A12: Nieder mit der Polizei

Wir sollten im Kopf behalten, dass der Ursprung einer Institution entscheidend ist –
und die Polizei wurde von der herrschenden Klasse geschaffen, um die Arbeiterklasse und
die Armen zu kontrollieren, nicht, um ihnen zu helfen. Daran hat sich nichts geändert. “ [1]

Frisch im Gedächtnis sind noch die Bilder der massiven Polizeigewalt im Rahmen
der Räumung des Dorfes Lützerath, welches für die Profitinteressen des
Energieunternehmens RWE für die darunterliegende Kohle von Polizeihundertschaften
aus dem gesamten Bundesgebiet (inklusive aus Bundesländern in den Die Linke.

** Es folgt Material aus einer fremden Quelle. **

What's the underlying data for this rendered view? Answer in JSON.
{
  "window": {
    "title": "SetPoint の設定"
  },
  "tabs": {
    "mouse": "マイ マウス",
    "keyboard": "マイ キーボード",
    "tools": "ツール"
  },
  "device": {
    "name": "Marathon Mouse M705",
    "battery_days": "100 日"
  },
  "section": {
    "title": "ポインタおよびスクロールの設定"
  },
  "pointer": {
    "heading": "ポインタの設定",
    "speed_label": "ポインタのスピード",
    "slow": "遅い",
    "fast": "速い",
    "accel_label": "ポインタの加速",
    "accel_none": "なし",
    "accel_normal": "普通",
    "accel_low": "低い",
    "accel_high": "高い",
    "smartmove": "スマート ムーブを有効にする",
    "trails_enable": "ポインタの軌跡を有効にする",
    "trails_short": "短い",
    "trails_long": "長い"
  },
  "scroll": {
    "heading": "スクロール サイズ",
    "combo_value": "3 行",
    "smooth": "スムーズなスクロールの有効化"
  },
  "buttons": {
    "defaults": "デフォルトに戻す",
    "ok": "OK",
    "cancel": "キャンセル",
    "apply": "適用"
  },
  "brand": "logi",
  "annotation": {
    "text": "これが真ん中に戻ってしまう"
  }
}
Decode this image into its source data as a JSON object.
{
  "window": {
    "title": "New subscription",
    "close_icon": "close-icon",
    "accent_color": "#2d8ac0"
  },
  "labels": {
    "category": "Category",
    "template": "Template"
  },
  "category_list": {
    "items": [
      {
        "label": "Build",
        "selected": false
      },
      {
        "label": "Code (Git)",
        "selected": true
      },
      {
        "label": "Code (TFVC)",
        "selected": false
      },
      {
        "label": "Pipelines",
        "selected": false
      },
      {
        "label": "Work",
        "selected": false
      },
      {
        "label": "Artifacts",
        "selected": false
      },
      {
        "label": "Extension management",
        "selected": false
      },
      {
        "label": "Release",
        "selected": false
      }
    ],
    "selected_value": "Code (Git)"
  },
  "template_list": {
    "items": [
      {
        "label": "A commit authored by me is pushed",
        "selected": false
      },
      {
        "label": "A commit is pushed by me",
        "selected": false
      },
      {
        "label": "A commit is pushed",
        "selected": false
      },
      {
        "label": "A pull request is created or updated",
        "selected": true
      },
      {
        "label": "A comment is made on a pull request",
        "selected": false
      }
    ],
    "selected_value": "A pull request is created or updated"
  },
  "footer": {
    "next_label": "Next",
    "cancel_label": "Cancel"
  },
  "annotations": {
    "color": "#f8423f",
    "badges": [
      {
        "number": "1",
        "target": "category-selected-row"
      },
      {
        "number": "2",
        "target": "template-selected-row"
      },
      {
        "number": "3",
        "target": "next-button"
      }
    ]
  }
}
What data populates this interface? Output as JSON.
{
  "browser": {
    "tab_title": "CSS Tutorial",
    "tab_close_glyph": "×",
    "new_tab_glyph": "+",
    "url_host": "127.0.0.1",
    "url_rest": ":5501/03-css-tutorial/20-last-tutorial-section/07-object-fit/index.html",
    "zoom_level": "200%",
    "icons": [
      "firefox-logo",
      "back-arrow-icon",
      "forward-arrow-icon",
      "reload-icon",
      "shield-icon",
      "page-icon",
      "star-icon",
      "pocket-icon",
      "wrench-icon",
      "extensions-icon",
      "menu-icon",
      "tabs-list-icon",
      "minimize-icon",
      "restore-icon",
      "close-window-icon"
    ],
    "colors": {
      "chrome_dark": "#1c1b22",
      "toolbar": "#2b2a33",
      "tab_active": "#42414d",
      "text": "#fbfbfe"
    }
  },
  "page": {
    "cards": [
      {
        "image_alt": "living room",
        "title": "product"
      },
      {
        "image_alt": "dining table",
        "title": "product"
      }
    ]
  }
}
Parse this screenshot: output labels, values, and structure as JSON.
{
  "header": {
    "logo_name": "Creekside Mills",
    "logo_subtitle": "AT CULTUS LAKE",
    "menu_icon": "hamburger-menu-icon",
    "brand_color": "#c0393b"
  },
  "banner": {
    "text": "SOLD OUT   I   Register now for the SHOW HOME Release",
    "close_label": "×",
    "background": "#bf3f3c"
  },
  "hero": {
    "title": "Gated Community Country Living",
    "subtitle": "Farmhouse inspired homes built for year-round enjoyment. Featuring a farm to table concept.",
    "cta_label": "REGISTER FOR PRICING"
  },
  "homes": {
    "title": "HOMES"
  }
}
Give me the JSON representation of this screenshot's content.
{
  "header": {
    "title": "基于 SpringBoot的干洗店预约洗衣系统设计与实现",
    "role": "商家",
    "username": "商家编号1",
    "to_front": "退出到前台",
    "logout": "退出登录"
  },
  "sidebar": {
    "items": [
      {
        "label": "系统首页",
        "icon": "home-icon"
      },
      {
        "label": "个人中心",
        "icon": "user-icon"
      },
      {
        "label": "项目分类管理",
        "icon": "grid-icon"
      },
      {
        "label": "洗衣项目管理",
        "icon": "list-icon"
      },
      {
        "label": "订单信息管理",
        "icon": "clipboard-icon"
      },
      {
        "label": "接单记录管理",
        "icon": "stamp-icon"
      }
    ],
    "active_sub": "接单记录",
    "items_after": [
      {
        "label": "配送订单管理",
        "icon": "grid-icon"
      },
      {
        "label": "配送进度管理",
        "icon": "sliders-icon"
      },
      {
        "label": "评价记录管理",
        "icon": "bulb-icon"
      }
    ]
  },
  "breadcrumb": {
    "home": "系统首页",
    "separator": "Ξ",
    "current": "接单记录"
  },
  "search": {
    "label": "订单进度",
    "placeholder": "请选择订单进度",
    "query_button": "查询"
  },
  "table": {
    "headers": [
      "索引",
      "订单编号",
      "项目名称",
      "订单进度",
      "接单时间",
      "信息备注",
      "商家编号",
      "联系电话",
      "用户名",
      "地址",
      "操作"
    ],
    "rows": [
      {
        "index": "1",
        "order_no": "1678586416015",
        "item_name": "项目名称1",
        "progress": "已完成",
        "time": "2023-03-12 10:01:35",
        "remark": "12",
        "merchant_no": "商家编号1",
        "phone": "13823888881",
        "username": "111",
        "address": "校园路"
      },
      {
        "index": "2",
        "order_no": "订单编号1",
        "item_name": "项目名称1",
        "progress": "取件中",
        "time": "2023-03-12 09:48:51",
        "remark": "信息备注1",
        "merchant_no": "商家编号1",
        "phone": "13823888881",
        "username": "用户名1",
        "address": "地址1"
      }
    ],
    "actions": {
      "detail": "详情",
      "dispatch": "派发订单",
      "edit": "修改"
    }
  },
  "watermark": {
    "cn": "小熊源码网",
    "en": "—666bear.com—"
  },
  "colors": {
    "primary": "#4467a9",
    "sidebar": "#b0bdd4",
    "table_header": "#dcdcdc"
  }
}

mitregiert) wortwörtlich freigeprügelt wurde. Ähnlich frisch im Gedächtnis sollte auch die
Berichterstattung rund um die Silvester-Nacht im migrantisch geprägten Berlin-Neukölln
sein, wo die bürgerliche Presse Hand in Hand mit Polizeigewerkschaften und den
bürgerlichen Parteien (insbesondere CDU/CSU und AfD) eine zutiefst rassistische Debatte
anheizte, welche vornehmlich migrantische Jugendliche zum Ziel hatte. So schrieb bspw.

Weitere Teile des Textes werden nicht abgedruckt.